Based on my own experience, I can propose the next roadmap:
1) try to find an open-source solution of this algorithm, for example, in GPL image converting software for *nix-based operating systems.
2) decompose function onto loops, calculation, read-write and lookup operations, evaluate calculation complexity of each part. The complexity is easy to implement by simple timing profiling using of OS time getting API or with MATLAB tic() and toc() functions.
3) perform determination of sequential dependence of each part from result of execution of previous part. It helps to determine the possibility and degree of parallelism of future FPGA-implemented solution.
4) to transfer data between algorithm stages is good practice to use on-chip dual-port RAM-blocks instead of data I/O buffers in software.
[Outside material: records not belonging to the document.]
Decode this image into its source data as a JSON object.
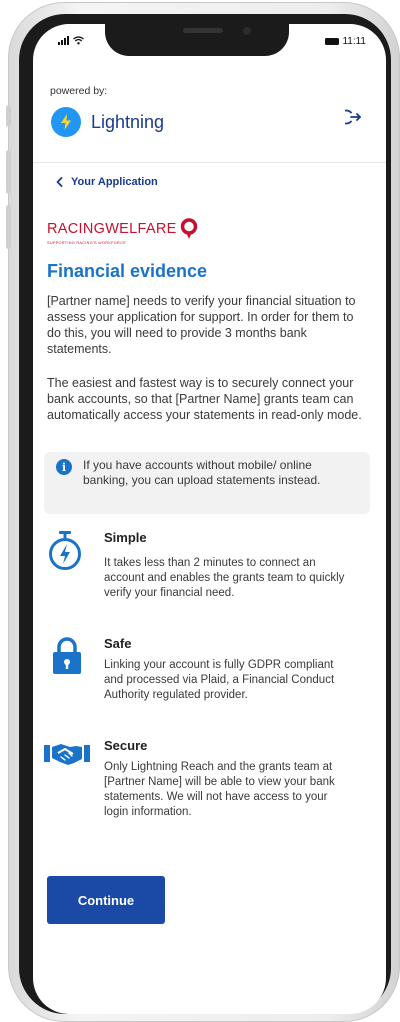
{
  "status_bar": {
    "time": "11:11"
  },
  "header": {
    "powered_by": "powered by:",
    "brand_name": "Lightning",
    "icons": {
      "brand": "lightning-bolt-icon",
      "logout": "logout-icon"
    }
  },
  "nav": {
    "back_label": "Your Application",
    "back_icon": "chevron-left-icon"
  },
  "partner": {
    "name": "RACINGWELFARE",
    "tagline": "SUPPORTING RACING'S WORKFORCE",
    "color": "#c8102e"
  },
  "page": {
    "title": "Financial evidence",
    "intro": "[Partner name] needs to verify your financial situation to assess your application for support. In order for them to do this, you will need to provide 3 months bank statements.",
    "easiest": "The easiest and fastest way is to securely connect your bank accounts, so that [Partner Name] grants team can automatically access your statements in read-only mode.",
    "info_box": "If you have accounts without mobile/ online banking, you can upload statements instead."
  },
  "features": [
    {
      "icon": "stopwatch-icon",
      "title": "Simple",
      "description": "It takes less than 2 minutes to connect an account and enables the grants team to quickly verify your financial need."
    },
    {
      "icon": "padlock-icon",
      "title": "Safe",
      "description": "Linking your account is fully GDPR compliant and processed via Plaid, a Financial Conduct Authority regulated provider."
    },
    {
      "icon": "handshake-icon",
      "title": "Secure",
      "description": "Only Lightning Reach and the grants team at [Partner Name] will be able to view your bank statements. We will not have access to your login information."
    }
  ],
  "actions": {
    "continue_label": "Continue"
  },
  "colors": {
    "primary": "#1a4aa6",
    "accent": "#1a73c8",
    "brand_blue": "#2196f3",
    "partner_red": "#c8102e"
  }
}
5) due to output format is a two-dimensional pixel array it is good to implement output interface similar to video- controller interface. It will be great for algorithm debugging.
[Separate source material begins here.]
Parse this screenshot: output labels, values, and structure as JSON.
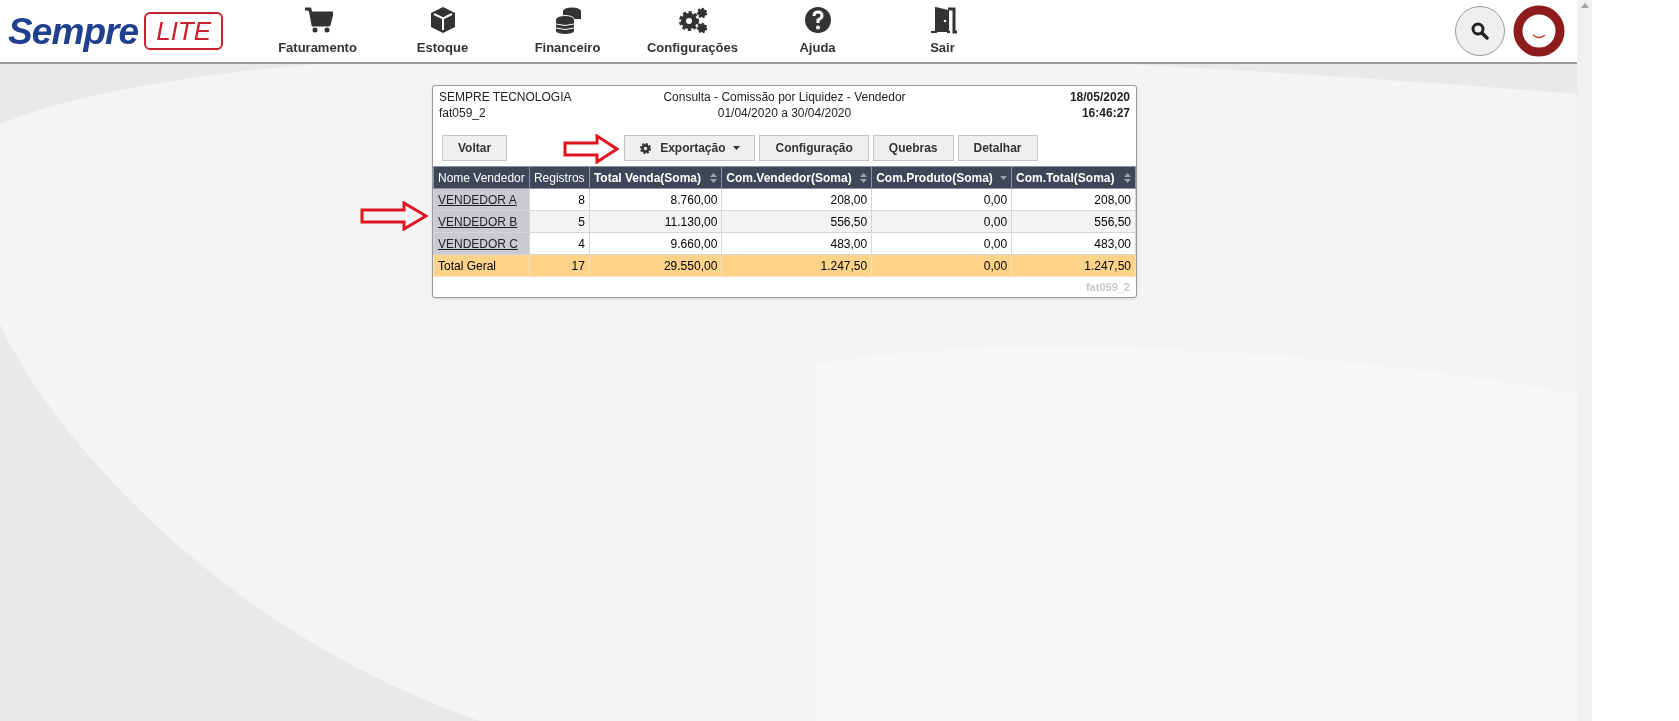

If your program creates jpg image and at the same execution pass uses bmp image for your further processing, you just know the bmp format and create bmp format dataset by yourself. If your program do not need the bmp image at the same execution pass, do that conversion by other program or manually and then pass the bmp image as input argument.
JPG format is too intricate, coding hardware to handle it is not trivial. If this is an undergrad project, you are shooting too high.
There is however a middle-ground solution. Use a softcore (e.g. microblaze) and a memory, those two fully coded in vhdl/verilog. Then write software that runs on the softcore and that software will do the actual work of parsing and understanding the JPG format.